Business vs. Hobby Activity
One approach to substantiating tax deductions for auto racing expenses involves characterizing the undertaking as a business rather than hobby activity under Treasury Regulation Section 1.183-2. For an example of how to do so, look to the case of Morrissey v. Commissioner, which concerned a banker who operated a competitive drag racing outfit. The taxpayer proved that he entered into racing with the actual and honest intent to earn a profit, and therefore, the court allowed him to claim deductions for racing-related expenses. Critical factors in this determination included that Morrissey had obtained sponsorship from a local casino, actively worked to make his car more competitive, enjoyed previous success in drag racing, prepared detailed business plans and maintained a separate bank account for racing transactions.

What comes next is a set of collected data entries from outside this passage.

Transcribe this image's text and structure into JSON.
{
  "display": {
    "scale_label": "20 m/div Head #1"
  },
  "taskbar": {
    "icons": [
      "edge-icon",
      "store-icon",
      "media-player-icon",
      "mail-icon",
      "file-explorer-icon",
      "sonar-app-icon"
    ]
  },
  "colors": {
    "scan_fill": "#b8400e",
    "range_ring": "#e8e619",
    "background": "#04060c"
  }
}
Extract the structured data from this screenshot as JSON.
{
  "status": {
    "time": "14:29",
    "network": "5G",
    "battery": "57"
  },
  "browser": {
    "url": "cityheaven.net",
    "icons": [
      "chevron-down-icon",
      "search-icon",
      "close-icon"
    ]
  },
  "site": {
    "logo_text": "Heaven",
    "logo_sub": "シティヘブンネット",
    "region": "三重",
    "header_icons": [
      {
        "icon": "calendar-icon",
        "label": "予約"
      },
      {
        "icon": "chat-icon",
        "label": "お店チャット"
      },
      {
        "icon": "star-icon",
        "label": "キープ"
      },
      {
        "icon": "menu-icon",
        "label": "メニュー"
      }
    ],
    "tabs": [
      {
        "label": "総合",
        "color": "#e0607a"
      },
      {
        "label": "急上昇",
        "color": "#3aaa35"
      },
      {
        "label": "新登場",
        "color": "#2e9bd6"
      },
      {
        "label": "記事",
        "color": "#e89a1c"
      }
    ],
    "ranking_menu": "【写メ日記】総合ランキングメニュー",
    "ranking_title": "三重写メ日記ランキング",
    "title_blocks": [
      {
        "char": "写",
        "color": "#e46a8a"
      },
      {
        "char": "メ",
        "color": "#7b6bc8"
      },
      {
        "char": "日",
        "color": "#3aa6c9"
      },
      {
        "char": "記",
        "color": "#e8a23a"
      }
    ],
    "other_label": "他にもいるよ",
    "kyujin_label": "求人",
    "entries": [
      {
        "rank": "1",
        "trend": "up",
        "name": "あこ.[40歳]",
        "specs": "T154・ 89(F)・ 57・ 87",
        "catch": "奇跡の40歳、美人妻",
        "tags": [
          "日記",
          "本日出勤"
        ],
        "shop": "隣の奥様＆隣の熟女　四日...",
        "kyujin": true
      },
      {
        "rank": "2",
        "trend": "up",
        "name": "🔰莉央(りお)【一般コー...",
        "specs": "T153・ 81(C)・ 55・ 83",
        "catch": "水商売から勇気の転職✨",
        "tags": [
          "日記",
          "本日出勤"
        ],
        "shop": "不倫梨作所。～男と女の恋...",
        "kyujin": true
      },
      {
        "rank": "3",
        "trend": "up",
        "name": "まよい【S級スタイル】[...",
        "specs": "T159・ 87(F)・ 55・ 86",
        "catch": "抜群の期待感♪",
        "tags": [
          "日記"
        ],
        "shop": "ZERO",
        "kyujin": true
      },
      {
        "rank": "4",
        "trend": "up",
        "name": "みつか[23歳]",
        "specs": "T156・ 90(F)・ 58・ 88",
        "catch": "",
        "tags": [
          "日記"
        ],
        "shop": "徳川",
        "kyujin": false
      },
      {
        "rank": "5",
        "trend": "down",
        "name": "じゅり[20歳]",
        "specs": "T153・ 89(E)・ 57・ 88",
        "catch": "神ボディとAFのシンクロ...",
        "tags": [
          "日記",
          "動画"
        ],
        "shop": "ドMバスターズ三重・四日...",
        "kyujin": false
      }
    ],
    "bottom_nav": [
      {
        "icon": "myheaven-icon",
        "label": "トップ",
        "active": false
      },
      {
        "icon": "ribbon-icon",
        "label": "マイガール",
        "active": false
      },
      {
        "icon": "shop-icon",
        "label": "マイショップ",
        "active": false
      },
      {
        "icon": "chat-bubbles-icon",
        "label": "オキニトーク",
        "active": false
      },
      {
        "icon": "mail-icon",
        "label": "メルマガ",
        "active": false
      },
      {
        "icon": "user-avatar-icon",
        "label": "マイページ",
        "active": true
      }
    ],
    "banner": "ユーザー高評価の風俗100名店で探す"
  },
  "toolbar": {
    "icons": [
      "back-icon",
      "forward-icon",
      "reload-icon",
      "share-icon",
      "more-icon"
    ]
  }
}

Another way to claim deductions for racing costs rests upon the argument that the activity provides a direct benefit to your business as an advertising venture. For instance, in Ciaravella v. Commissioner, the owner of a company that sold and leased private jets, also raced open-wheeled cars. Ciaravella's company reimbursed him for his racing activities as an advertising expense. The IRS argued that such reimbursement actually constituted a disguised dividend rather than a deductible payment. However, the court allowed the company to claim the reimbursement as an advertising deduction, in part, because Ciaravella's car bore the company's logo and he used his status as a race car driver to develop relationships with wealthy race fans interested in purchasing jets from his company.
Yellow Caution Flag
Beware, however, that the Internal Revenue Service and federal tax courts have noted that people often engage in auto racing for amusement or recreation as a hobby-like undertaking. Note also that for tax purposes, the law prohibits hobby deductions in excess of hobby income. As such, those looking to claim deductions for the full amount of their racing expenditures should be prepared to demonstrate to the IRS that their activity has an underlying profit motive. Consult with your tax attorney or certified public accountant for further advice on documenting and substantiating this position for your specific situation.
Commonly Deductible Items
If you can prove that your pursuit of auto racing glory should qualify as a for-profit activity, then the tax rules allow deductions for many of the related costs. Commonly incurred deductions related to operating an auto racing business may include expenditures for supplies (gas, oil, tires and other spare parts), travel (airfare, lodging and meals), entrance fees, licensing, repairs, uniforms, research and development, merchandising production, advertising, administrative overhead and employee salaries. However, expenditures for the cost of acquiring or improving long-term assets, such as a race car or trailer, usually should be capitalized and depreciated over a five-year period, unless an exception applies.